Implication: Don't just share it. Check whether people recognize themselves. Ask permission for use.
Transparency
People have the right to know:
- That they're being recorded
- What happens with the recording
- That AI is involved in the processing
- What happens with the output
People remain ultimately responsible
AI generates, you decide. The output is a suggestion, not a conclusion.
Implication: Review what AI creates. Check whether it's accurate. Take responsibility for what you share.
The limits of AI
AI is capable but has limits that are relevant for safe practices:
AI can sound confident but be wrong: A confident tone is no guarantee of truth. Verify everything that matters.
AI misses what wasn't captured in words: It reads what's written, not what was in the air: the look, the sigh, the atmosphere in the room.

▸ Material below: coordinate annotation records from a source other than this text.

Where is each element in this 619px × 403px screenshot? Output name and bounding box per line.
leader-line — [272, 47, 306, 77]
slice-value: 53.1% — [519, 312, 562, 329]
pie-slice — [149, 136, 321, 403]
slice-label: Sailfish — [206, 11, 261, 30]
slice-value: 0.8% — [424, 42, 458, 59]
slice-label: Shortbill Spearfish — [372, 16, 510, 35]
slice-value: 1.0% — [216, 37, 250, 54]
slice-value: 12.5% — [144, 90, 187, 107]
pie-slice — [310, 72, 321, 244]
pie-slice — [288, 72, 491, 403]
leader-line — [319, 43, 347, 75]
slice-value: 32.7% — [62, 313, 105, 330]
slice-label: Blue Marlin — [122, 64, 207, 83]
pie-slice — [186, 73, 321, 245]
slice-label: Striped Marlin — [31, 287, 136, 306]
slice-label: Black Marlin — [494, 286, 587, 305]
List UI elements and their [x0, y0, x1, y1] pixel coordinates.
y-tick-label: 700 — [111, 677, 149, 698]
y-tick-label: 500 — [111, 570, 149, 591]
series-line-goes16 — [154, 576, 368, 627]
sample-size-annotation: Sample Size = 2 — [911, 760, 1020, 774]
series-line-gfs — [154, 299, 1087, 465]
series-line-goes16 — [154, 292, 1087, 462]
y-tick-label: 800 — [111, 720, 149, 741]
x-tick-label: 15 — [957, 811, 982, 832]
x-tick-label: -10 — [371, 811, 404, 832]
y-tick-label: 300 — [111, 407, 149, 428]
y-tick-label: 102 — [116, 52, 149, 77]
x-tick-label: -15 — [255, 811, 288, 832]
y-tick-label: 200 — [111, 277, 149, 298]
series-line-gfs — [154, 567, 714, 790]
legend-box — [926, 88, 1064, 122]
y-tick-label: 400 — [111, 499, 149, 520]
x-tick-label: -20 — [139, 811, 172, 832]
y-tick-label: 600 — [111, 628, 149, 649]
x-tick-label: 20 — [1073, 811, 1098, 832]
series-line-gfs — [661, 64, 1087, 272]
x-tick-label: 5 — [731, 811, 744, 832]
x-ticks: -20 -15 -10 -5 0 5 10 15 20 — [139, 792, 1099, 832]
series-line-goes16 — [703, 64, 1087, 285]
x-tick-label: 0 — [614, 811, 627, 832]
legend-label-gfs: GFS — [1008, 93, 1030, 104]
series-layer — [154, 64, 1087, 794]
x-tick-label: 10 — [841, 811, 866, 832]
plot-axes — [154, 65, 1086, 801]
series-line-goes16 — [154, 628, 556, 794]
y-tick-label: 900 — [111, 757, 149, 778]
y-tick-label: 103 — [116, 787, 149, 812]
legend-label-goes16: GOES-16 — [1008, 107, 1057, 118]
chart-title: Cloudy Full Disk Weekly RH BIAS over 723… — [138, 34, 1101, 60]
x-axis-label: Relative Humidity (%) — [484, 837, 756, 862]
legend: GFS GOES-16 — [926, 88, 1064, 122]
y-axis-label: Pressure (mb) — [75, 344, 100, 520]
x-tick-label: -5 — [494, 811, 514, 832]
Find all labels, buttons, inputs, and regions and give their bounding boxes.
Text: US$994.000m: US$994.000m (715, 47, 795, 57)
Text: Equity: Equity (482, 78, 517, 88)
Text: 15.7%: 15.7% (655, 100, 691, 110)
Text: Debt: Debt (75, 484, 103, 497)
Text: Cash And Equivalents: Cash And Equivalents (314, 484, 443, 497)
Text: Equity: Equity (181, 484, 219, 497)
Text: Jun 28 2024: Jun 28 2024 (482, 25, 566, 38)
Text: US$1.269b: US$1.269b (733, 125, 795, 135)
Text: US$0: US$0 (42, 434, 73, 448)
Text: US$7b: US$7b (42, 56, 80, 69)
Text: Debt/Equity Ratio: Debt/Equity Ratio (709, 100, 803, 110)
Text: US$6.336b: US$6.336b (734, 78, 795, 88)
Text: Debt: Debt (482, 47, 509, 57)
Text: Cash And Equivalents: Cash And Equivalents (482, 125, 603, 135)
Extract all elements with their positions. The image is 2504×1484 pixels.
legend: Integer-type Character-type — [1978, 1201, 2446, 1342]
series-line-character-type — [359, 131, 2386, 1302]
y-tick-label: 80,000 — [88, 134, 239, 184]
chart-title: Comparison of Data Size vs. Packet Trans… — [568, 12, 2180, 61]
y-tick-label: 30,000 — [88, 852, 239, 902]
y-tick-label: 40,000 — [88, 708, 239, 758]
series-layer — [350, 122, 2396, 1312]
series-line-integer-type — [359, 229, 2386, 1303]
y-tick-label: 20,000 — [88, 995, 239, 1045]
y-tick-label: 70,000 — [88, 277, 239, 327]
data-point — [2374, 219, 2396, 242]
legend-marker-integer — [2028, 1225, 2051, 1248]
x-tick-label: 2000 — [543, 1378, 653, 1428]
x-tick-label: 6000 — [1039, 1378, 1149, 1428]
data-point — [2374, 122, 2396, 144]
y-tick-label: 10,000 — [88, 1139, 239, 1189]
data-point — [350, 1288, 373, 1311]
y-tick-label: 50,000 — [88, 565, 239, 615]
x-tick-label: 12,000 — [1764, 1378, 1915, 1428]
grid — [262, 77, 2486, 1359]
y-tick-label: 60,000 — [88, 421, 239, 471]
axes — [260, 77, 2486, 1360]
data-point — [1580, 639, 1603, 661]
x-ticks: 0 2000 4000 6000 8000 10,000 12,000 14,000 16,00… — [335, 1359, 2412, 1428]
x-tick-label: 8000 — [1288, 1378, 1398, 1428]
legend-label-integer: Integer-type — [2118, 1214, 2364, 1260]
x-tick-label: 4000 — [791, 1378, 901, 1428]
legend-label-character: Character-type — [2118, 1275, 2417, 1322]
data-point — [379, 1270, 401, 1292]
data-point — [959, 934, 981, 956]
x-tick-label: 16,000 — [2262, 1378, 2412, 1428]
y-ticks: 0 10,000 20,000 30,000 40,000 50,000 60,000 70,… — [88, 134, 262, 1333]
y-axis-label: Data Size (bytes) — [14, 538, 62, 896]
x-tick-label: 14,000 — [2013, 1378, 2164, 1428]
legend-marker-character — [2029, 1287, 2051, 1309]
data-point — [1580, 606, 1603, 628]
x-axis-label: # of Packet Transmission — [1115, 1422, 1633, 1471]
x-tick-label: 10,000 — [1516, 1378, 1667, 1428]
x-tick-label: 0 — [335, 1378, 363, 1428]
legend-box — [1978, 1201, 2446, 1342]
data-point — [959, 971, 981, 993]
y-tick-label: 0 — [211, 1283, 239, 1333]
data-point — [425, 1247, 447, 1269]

AI often finds something, the question is whether it's meaningful: Not everything AI sees is a pattern. Check against your own experience.
AI doesn't automatically weigh ethics, and doesn't bear the consequences: You know the people, you're in relationship with them, you're the one looking them in the eye. That responsibility stays with you.
Summary
The core: Know where your data goes. Ask permission. Anonymize where needed. Use safeguards in your prompts. Mark AI output as AI. Stay responsible.
The attitude: AI as a capable tool, not as an authority. People remain ultimately responsible.
The check: When in doubt, ask yourself: "Would I be comfortable if the people in this conversation knew exactly what I'm doing with this?"